From a Wilsonian viewpoint, the six-dimensional model also provides a clean organizing center for covariant fracton-like gauge dynamics. The marginal sector is highly constrained, while the leading irrelevant deformations can be reduced to a small set of independent structures once Bianchi identities, integrations by parts and equations of motion are taken into account. Although we have not addressed here the quantum $\beta$-function or possible interacting UV completions, the present construction offers a concrete local framework in which such questions can be posed systematically.
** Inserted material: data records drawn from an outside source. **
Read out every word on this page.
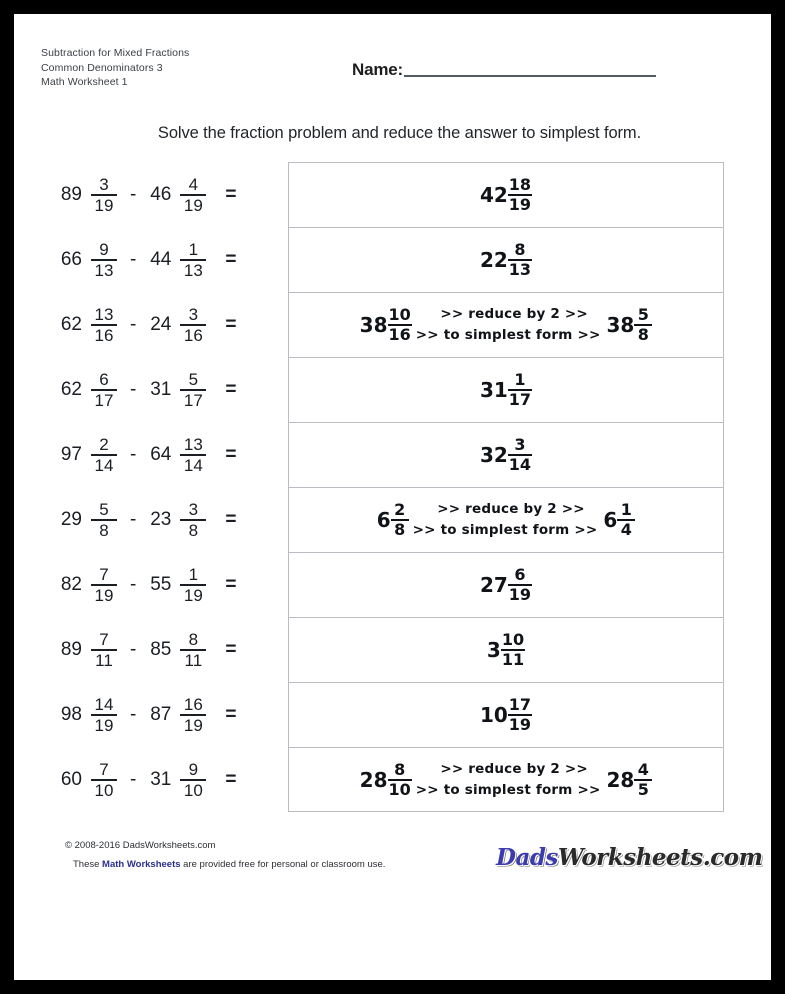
Subtraction for Mixed Fractions
Common Denominators 3
Math Worksheet 1
Name:
Solve the fraction problem and reduce the answer to simplest form.
$89 \frac{3}{19} - 46 \frac{4}{19}$ =	$42 \frac{18}{19}$
$66 \frac{9}{13} - 44 \frac{1}{13}$ =	$22 \frac{8}{13}$
$62 \frac{13}{16} - 24 \frac{3}{16}$ =	$38 \frac{10}{16}$	>> reduce by 2 >>
>> to simplest form >> $38 \frac{5}{8}$
$62 \frac{6}{17} - 31 \frac{5}{17}$ =	$31 \frac{1}{17}$
$97 \frac{2}{14} - 64 \frac{13}{14}$ =	$32 \frac{3}{14}$
$29 \frac{5}{8} - 23 \frac{3}{8}$ =	$6 \frac{2}{8}$	>> reduce by 2 >>
>> to simplest form >> $6 \frac{1}{4}$
$82 \frac{7}{19} - 55 \frac{1}{19}$ =	$27 \frac{6}{19}$
$89 \frac{7}{11} - 85 \frac{8}{11}$ =	$3 \frac{10}{11}$
$98 \frac{14}{19} - 87 \frac{16}{19}$ =	$10 \frac{17}{19}$
$60 \frac{7}{10} - 31 \frac{9}{10}$ =	$28 \frac{8}{10}$	>> reduce by 2 >>
>> to simplest form >> $28 \frac{4}{5}$
© 2008-2016 DadsWorksheets.com
These Math Worksheets are provided free for personal or classroom use.	DadsWorksheets.com
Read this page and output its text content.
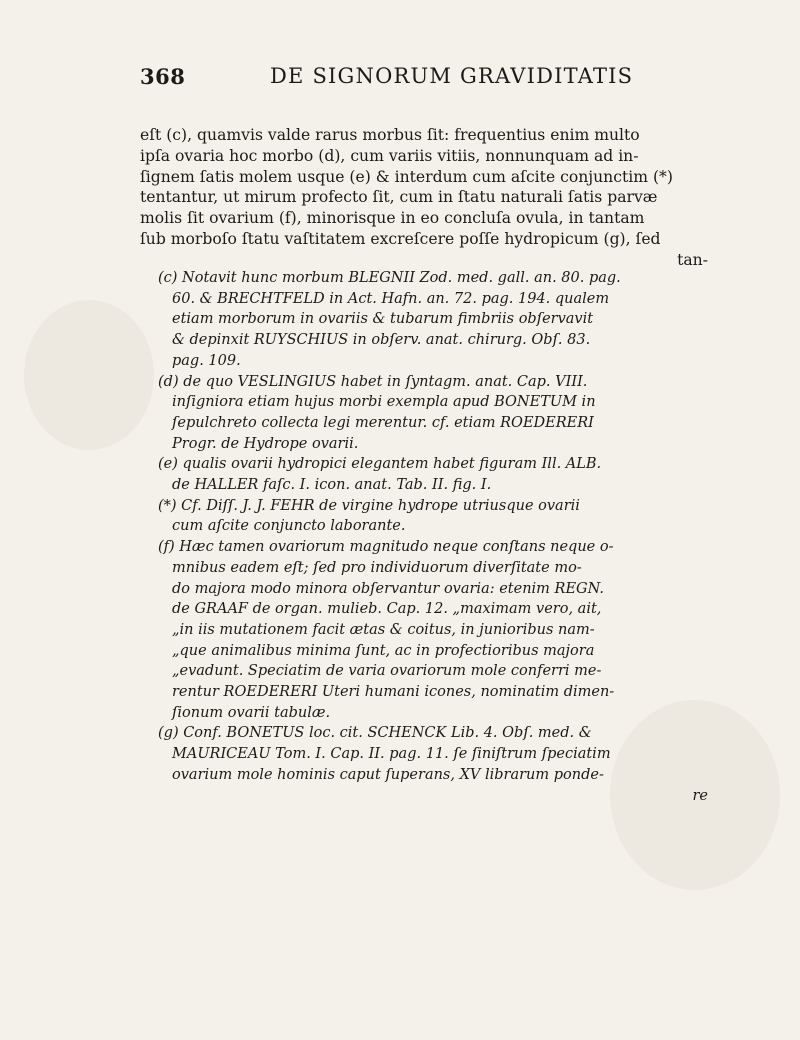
368	DE SIGNORUM GRAVIDITATIS

eſt (c), quamvis valde rarus morbus ſit: frequentius enim multo
ipſa ovaria hoc morbo (d), cum variis vitiis, nonnunquam ad in-
ſignem ſatis molem usque (e) & interdum cum aſcite conjunctim (*)
tentantur, ut mirum profecto ſit, cum in ſtatu naturali ſatis parvæ
molis ſit ovarium (f), minorisque in eo concluſa ovula, in tantam
ſub morboſo ſtatu vaſtitatem excreſcere poſſe hydropicum (g), ſed

tan-

(c) Notavit hunc morbum BLEGNII Zod. med. gall. an. 80. pag.
60. & BRECHTFELD in Act. Hafn. an. 72. pag. 194. qualem
etiam morborum in ovariis & tubarum fimbriis obſervavit
& depinxit RUYSCHIUS in obſerv. anat. chirurg. Obſ. 83.
pag. 109.

(d) de quo VESLINGIUS habet in ſyntagm. anat. Cap. VIII.
inſigniora etiam hujus morbi exempla apud BONETUM in
ſepulchreto collecta legi merentur. cf. etiam ROEDERERI
Progr. de Hydrope ovarii.

(e) qualis ovarii hydropici elegantem habet figuram Ill. ALB.
de HALLER faſc. I. icon. anat. Tab. II. fig. I.

(*) Cf. Diſſ. J. J. FEHR de virgine hydrope utriusque ovarii
cum aſcite conjuncto laborante.

(f) Hæc tamen ovariorum magnitudo neque conſtans neque o-
mnibus eadem eſt; ſed pro individuorum diverſitate mo-
do majora modo minora obſervantur ovaria: etenim REGN.
de GRAAF de organ. mulieb. Cap. 12. „maximam vero, ait,
„in iis mutationem facit ætas & coitus, in junioribus nam-
„que animalibus minima ſunt, ac in profectioribus majora
„evadunt. Speciatim de varia ovariorum mole conferri me-
rentur ROEDERERI Uteri humani icones, nominatim dimen-
ſionum ovarii tabulæ.

(g) Conf. BONETUS loc. cit. SCHENCK Lib. 4. Obſ. med. &
MAURICEAU Tom. I. Cap. II. pag. 11. ſe ſiniſtrum ſpeciatim
ovarium mole hominis caput ſuperans, XV librarum ponde-

re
Several directions merit further investigation. A first question is whether the obstruction to a local manifestly gauge-invariant traceless representative persists in BRST-based formulations or in enlarged field contents. A second issue concerns boundary conditions and defects, where the $5+1$ formulation may help clarify the realization of generalized symmetries and the associated physical observables. Related boundary-induced structures in covariant rank-two theories were analyzed in [55]. More broadly, it would be interesting to understand whether the six-dimensional model discussed here should be viewed simply as a distinguished Gaussian reference point, or rather as the starting point for a wider relativistic formulation of fracton quantum field theory. In this broader perspective, the present model adds a symmetric-tensor fracton example to the wider six-dimensional landscape in which scale and conformal structures often acquire a particularly rigid form, even though the field content and symmetry principles differ substantially from those of six-dimensional SCFTs.